God will surely reward him for that devotion even if he was mistaken.
But no. Instead of churches being groups of men worshiping God and building up each other, they’re bureaucracies of variable relevance, united only in their certainty that a man should not be permitted to judge his own way through life.
The issue here, is that discernment is DEAD in the Christian Church. Deader than disco. Christians, ESPECIALLY clergy, fail so completely to recognize evil or identify God’s Will in changing situations, that many unbelievers see nothing unique about God.
Do Christians have more stable marriages? No and don’t argue otherwise, because “No” is what they honestly see. Any quoted statistics are secondary. You have not the beginnings of discernment, if when other people think for themselves, your knee-jerk response is “don’t believe your lying eyes”.
Can you tell the difference between a Godly young woman and a Godless young woman without having to ask? No. How often does a “believer” alter his life path specifically because he is a believer? Heh. Unbelievers watch Christians live no differently than non-Christians, and reasonably ask why they should bother with Christ.
I cannot answer them because “come to Jesus, shun His Church” is nearly the same thing as “don’t believe your lying eyes”. The only reason it isn’t, is because the average Christian is lying about being a Christian… but “90% of Christians are faking it” is a hard sell.
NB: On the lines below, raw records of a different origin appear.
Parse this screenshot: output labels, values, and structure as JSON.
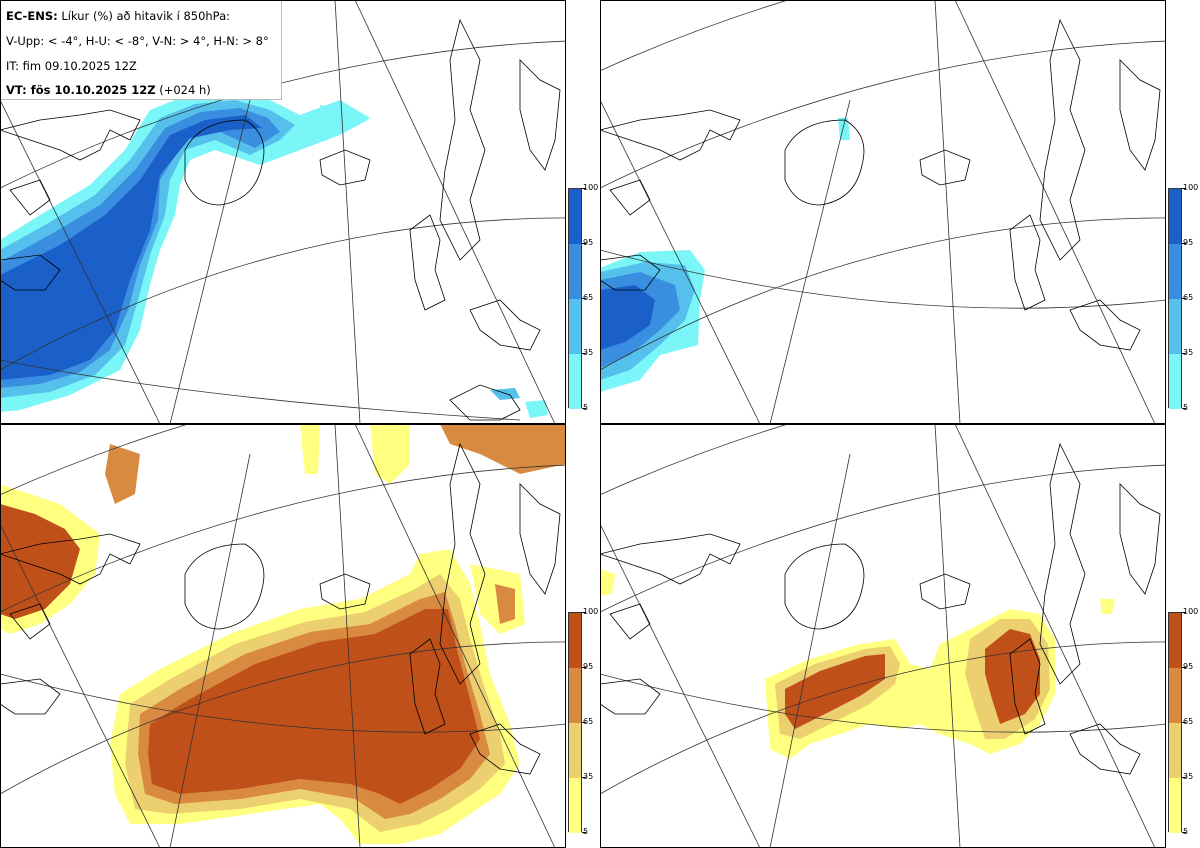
{
  "legend": {
    "title_bold": "EC-ENS:",
    "title_rest": " Líkur (%) að hitavik í 850hPa:",
    "line2": "V-Upp: < -4°, H-U: < -8°, V-N: > 4°, H-N: > 8°",
    "line3": "IT: fim 09.10.2025 12Z",
    "line4_bold": "VT: fös 10.10.2025 12Z",
    "line4_rest": " (+024 h)"
  },
  "colorbar": {
    "ticks": [
      "100",
      "95",
      "65",
      "35",
      "5"
    ],
    "cold_colors": [
      "#1a60c8",
      "#3a8ee0",
      "#55c0ec",
      "#7af6f8"
    ],
    "warm_colors": [
      "#c0501a",
      "#d88a40",
      "#ecd070",
      "#ffff80"
    ]
  },
  "panels": [
    {
      "name": "V-Upp",
      "threshold": "< -4°",
      "theme": "cold"
    },
    {
      "name": "H-U",
      "threshold": "< -8°",
      "theme": "cold"
    },
    {
      "name": "V-N",
      "threshold": "> 4°",
      "theme": "warm"
    },
    {
      "name": "H-N",
      "threshold": "> 8°",
      "theme": "warm"
    }
  ]
}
I myself don’t attend church because I’m a believer. It would be a decent social opportunity; I could make some friends or at least hang out a little; but I would either live the complementarian lie they offer, or be kicked out for denouncing that lie.
And you know me. I’m so quiet. Got no tongue at all.
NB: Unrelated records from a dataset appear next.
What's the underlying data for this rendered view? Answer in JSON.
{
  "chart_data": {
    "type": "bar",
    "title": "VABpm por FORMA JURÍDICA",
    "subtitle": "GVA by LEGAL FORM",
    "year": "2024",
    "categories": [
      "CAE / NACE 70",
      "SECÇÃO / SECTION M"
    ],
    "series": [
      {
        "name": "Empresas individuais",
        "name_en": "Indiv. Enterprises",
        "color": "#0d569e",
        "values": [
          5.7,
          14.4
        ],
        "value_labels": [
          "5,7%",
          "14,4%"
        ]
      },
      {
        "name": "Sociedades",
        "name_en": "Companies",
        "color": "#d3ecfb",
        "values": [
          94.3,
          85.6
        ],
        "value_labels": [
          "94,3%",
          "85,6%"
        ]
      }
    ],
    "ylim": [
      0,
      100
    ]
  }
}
Discernment isn’t hard, or at least, you can start with the easy stuff like “when is self-killing a bad idea?” or “do I go to Hell if I burn with lust but no woman will marry me?” or “is getting involved in yet another Mideastern war, on behalf of foreigners who hate Jesus, something that Jesus would do? Even if we assume, despite the evidence and history, that their cause is legitimate?”
Or how about, “did God mean what He repeatedly said about women submitting to men and wearing head coverings? Nah, we today are smart enough to know that God secretly wanted us to do the exact opposite, just like the God-hating Marxists are teaching us to.”
IT’S NOT DIFFICULT, CHUCKLEHEADS!!!!
I’m not even asking for action. I’m asking you to make smarter choices about what you choose to believe & say, because it’s frustrating to be associated with morons who say God and do Satan. For serious, the typical “Christian” is two steps* away from believing Christ died so we wouldn’t have to sacrifice chickens on the pentagram any longer.
Christ has already covered any spiritual penalty for the inevitable mistakes you’ll make as you begin to actively participate in God’s plans for humanity. You have godhood to gain, and nothing to lose but your flesh.
…
*Step One: discover what your daughter is being taught at the local government school. Step Two: feel sad for the chicken.